The President in Orlando told of the remarkable journey of an Army Ranger, Sergeant First Class Cory Remsburg who was nearly killed by an improvised explosive device in Afghanistan. After months in a coma, dozens of surgeries, and years of rehab, Sergeant Remsburg is now planning for a 42-mile bike race. As the President said in Orlando on Saturday, “The war in Afghanistan may be ending, but for Cory and our disabled vets, the work has only just begun. Cory is 30 years old. His recovery -- like so many of yours -- will last a lifetime. But he won’t give up, because you haven't given up. And when it comes to our work, to making sure that our nation is fulfilling its promises to the men and women who served and sacrificed, America cannot give up either.”

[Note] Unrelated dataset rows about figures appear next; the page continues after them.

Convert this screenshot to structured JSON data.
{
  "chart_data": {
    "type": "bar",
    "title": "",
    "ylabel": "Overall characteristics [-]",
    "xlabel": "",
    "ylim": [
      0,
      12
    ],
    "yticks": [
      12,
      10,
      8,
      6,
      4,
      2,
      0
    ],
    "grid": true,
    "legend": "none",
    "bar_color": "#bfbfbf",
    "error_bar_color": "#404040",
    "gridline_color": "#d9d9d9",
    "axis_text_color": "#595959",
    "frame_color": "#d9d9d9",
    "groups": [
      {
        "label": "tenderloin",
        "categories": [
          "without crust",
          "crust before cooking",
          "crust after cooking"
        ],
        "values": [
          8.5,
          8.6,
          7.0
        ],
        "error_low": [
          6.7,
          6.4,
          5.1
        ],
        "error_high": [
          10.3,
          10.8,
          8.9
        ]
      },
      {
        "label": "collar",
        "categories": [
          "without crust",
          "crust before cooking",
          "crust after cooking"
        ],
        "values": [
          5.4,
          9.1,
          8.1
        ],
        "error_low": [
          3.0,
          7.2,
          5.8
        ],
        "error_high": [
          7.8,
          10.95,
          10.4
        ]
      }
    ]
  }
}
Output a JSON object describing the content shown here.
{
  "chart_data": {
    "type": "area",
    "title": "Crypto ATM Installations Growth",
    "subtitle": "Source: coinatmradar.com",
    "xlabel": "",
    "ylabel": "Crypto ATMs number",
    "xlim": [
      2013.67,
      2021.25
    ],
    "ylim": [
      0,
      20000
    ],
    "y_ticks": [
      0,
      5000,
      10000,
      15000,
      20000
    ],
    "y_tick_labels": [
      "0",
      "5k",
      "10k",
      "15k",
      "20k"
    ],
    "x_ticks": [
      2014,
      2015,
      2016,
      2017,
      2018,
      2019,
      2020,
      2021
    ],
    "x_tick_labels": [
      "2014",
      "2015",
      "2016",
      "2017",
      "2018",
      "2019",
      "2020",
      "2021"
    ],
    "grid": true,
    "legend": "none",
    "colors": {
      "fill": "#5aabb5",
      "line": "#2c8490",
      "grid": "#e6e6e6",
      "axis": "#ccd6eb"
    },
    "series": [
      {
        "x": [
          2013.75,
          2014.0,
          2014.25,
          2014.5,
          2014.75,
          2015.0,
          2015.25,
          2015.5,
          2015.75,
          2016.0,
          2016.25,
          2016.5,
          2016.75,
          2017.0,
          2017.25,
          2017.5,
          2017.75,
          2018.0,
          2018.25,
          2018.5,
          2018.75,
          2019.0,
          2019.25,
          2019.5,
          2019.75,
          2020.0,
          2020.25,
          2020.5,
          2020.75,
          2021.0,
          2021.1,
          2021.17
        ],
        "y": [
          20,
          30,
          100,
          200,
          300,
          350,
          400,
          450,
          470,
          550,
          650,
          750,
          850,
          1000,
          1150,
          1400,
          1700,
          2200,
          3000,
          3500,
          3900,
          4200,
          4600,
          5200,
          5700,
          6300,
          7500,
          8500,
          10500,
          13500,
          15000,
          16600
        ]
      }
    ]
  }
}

NIMH was founded in 1948, charged by President Truman to address the problems of soldiers and veterans with “combat neurosis.” Now, 65 years later, we have the same charge, to address the same illnesses from a very different war. Fortunately, we have better tools and a better understanding of the problem. But it is important to acknowledge that there is still much we do not know. We can provide better access to current diagnostics and current treatments, but for too many people this will not be enough. As the NRAP makes clear, we will need better science if we are to repay the debt owed to the more than 2 million men and women who have sacrificed for us all.